Here are 7 tips about hobbies or interests for our neurodivergent kids (and us adults too!)
1. Support our interests!
Support our interests, whatever way they come! Let us try lots of different interests, even if we do change them often! We might find something we are SO amazing at and this can build our self confidence and self esteem!
2. Use our special interest to engage and connect with us!
Let us talk (or infodump) about our interests – this is how alot of Neurodivergent folks connect with you and this is such a great way of connecting! Listen and you might just learn something new -some of us have really unique and interesting interests and hobbies!

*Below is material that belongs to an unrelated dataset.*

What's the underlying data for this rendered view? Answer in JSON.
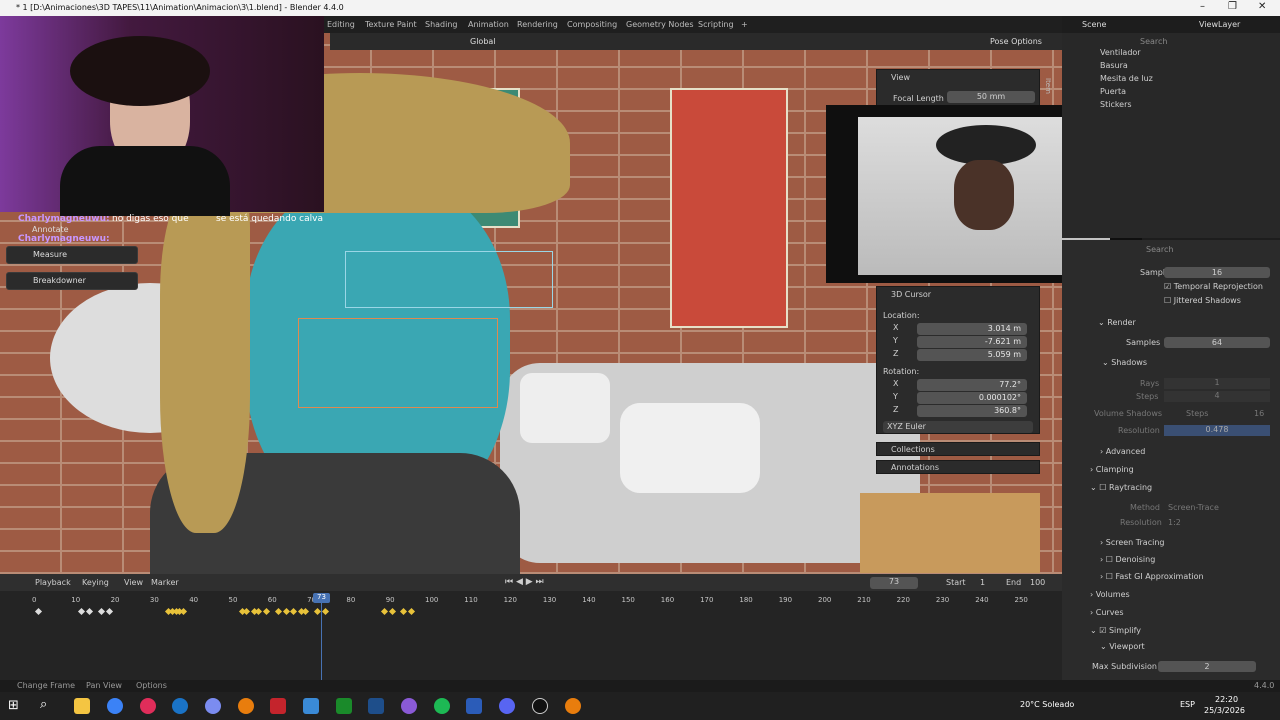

Teachers and health professionals – use this in your classrooms or ‘therapy’ (support) sessions! How can you integrate our hobbies or interests into activities. Are you learning your times tables? Get them to crochet a 5 chain length then do 5 rows! What is 5 x 5? They are going to be focused on that interest, instead of maths, so why not use it to support their learning.
3. Set a Budget
Supporting interests doesn’t have to mean spending heaps of money – set a budget and boundaries around what will be spent on their interests (e.g. You can have $10 a month to spend at Spotlight on crochet hooks and yarn.)
AND be creative where you get things from. Go to OP shops, thrift shops or even check out Facebook Marketplace or Gumtree and take someone else’s potentially lost interest resources! Not only will you save money, you will be saving the environment too!
4. Keep what you have bought for the next cycle!
Keep the items you have bought even when you’re not interested in it anymore. Often ADHDers will cycle through our interests! Get a box and store everything in it for each hobby, so that the next time we have that interest or hobby cycle around, we have everything we need for it!
5. Set SMALL goals
Instead of setting a HUGE goal, start small! Help your children and adolescents to break down the steps in large projects so they are able to still achieve goals!! This gives us such a sense of achievement. We then don’t feel like we have failed at yet another project, we have just achieved a step to the bigger goal.
6. Never force interests if we are losing interest!!
You trying to keep us engaged on something isn’t going to get us to stick with it. If anything, it will probably just get us to hate it and not pick it up ever again!! Just put it away and it will still be there for the next time we cycle through our interest or hobby. And if we never return to that hobby you can re-gift, sell or give it away for someone else to use!
7. Use it as an opportunity to spark interest in others!
It might just lead to a whole new friendship!
What are your children or adolescents (or your own) interests and hobbies? Share them with me – you might just spark a new interest for someone else!